10 Related FAQ Questions
Here are 10 frequently asked questions, starting with "How to," with quick answers to further assist you:
How to know if an Offer in Compromise is right for me?
You can use the IRS's online Offer in Compromise Pre-Qualifier Tool to get a preliminary assessment of your eligibility based on your financial information. Generally, it's for those who genuinely cannot pay their full tax debt or doing so would cause significant hardship.
How to qualify for low-income certification for an OIC?
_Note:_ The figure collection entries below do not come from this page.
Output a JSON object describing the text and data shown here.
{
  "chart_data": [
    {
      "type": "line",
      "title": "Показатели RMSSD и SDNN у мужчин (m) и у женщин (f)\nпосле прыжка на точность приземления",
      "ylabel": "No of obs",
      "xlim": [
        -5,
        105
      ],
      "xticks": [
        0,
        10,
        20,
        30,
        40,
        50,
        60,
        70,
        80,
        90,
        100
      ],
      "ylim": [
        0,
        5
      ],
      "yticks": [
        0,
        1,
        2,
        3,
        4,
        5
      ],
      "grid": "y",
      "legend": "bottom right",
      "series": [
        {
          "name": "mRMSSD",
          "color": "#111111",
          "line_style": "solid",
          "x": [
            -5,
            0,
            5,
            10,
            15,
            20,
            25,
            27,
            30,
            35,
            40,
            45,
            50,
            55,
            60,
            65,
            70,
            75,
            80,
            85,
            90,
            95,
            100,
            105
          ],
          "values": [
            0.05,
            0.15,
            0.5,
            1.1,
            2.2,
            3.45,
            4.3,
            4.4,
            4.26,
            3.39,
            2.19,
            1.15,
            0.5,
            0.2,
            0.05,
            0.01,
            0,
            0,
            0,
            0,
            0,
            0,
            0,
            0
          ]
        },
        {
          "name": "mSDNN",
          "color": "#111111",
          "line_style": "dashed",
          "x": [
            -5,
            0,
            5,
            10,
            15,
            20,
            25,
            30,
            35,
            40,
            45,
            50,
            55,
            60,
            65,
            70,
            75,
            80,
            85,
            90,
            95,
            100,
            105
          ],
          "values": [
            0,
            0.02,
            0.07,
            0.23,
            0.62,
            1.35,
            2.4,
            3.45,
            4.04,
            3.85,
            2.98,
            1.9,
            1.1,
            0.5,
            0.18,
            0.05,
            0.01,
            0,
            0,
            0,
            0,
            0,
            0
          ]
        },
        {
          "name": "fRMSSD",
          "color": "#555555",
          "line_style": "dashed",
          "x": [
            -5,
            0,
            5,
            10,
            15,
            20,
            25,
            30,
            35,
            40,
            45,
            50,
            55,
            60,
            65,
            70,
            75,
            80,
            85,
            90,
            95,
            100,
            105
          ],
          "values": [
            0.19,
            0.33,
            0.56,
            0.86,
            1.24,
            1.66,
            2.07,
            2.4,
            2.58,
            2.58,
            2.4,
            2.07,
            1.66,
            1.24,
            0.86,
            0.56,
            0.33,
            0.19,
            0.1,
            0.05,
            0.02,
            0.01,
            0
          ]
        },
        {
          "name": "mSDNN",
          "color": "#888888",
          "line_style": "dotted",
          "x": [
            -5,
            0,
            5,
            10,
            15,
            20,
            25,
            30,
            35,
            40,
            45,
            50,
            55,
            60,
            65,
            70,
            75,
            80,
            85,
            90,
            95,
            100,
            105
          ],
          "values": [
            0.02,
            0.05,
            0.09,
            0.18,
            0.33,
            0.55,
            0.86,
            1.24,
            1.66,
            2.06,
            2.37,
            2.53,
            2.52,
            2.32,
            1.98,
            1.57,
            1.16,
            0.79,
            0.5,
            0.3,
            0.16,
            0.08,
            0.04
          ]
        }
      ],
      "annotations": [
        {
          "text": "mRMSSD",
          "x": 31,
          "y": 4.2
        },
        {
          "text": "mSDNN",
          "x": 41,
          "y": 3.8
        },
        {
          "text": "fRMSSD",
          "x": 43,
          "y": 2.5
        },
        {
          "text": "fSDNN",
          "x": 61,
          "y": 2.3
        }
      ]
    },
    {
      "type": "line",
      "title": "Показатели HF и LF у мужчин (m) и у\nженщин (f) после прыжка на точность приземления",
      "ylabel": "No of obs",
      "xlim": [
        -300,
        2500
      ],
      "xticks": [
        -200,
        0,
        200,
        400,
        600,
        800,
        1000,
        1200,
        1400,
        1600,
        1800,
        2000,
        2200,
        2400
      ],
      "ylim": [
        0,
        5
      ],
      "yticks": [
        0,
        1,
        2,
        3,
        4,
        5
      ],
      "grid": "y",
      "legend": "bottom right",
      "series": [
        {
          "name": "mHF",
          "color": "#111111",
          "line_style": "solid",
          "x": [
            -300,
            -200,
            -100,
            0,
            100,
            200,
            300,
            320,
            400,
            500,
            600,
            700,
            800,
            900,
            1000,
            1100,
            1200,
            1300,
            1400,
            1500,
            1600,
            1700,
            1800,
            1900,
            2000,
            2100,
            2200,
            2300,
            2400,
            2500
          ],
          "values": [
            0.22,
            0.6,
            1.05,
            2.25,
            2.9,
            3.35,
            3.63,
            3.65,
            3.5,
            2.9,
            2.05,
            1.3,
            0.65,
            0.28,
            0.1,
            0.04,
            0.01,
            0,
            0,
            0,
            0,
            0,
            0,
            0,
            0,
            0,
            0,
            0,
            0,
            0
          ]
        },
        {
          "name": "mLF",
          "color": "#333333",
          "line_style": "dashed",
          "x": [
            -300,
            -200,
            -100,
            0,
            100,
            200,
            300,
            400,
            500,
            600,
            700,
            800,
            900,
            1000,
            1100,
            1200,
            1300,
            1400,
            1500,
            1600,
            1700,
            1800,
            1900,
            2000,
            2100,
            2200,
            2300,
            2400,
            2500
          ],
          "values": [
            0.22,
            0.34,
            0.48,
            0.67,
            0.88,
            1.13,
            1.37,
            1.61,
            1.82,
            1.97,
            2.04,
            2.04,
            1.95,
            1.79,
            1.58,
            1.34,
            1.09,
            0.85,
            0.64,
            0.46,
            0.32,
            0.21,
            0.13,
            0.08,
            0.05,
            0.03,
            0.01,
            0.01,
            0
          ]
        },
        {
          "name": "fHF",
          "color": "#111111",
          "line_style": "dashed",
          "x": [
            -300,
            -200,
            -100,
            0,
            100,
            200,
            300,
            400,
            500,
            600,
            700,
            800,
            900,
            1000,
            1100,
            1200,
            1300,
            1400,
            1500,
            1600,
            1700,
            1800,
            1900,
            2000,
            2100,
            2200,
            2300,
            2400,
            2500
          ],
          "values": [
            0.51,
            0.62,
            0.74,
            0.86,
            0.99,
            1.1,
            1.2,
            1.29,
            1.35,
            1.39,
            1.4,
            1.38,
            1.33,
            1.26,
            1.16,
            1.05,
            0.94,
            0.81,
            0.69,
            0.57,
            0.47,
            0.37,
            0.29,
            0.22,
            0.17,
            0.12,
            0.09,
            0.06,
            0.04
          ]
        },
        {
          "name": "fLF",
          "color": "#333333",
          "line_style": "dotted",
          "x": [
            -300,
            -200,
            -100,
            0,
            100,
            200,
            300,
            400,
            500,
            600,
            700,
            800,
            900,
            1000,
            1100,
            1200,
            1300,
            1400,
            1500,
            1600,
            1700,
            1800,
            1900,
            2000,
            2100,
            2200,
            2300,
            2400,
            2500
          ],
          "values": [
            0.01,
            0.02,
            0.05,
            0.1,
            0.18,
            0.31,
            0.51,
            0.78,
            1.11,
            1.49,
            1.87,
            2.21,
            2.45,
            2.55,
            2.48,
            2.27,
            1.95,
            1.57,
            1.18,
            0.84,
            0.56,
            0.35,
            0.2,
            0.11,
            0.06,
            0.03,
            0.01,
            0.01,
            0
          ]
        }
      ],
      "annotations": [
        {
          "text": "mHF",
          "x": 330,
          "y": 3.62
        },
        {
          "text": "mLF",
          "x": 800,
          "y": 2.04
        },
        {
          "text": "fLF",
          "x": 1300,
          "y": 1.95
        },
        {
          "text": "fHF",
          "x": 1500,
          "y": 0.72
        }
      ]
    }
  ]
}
Your adjusted gross income (AGI) must be at or below a certain threshold based on your family size and location, as specified in the instructions for Form 656. If you qualify, you won't have to pay the application fee or the initial payment.
How to find the IRS National and Local Standards for expenses?
The IRS publishes these standards online. You can typically find them by searching "IRS National Standards for Allowable Living Expenses" and "IRS Local Standards for Housing and Utilities" or "IRS Local Standards for Transportation" on the IRS website.
QuickTip: Don’t skim too fast — depth matters.
How to calculate the equity in my assets for an OIC?
For each asset, subtract any outstanding loan balances or liens from its fair market value (FMV). The IRS may use a "quick sale" value (often 80% of FMV) for certain assets. You'll also need to consider any IRS exemptions.
How to appeal a rejected Offer in Compromise?
You typically have 30 days from the date of the rejection letter to file an appeal. The letter will provide instructions on how to submit your appeal to the IRS Appeals office, where an independent review will be conducted.
How to stay compliant with the IRS during the OIC process?
You must file all required tax returns on time and make any necessary estimated tax payments for the current year. Failing to do so can lead to the immediate rejection or default of your OIC.
How to avoid "OIC mills" and scams?
Be wary of companies that guarantee unrealistic settlements or demand large upfront fees. Reputable tax professionals will never guarantee an outcome. You can check the credentials of tax preparers through the IRS website.
How to pay the application fee and initial payment for an OIC?
You can pay by check or money order sent with your Form 656, or use the Electronic Federal Tax Payment System (EFTPS) or IRS Direct Pay, selecting the appropriate "Offer in Compromise" payment option.
How to get help filling out OIC forms?
The IRS provides detailed instructions within the Form 656 booklet (Form 656-B). They also offer a free video series on their website guiding taxpayers through completing Forms 433-A, 433-B, and 656.
How to proceed if an OIC isn't accepted and I can't appeal?
If an OIC isn't accepted and an appeal isn't successful, or you choose not to appeal, you can explore other tax resolution options such as an IRS Installment Agreement (monthly payments) or requesting "Currently Not Collectible" status if you're experiencing extreme financial hardship.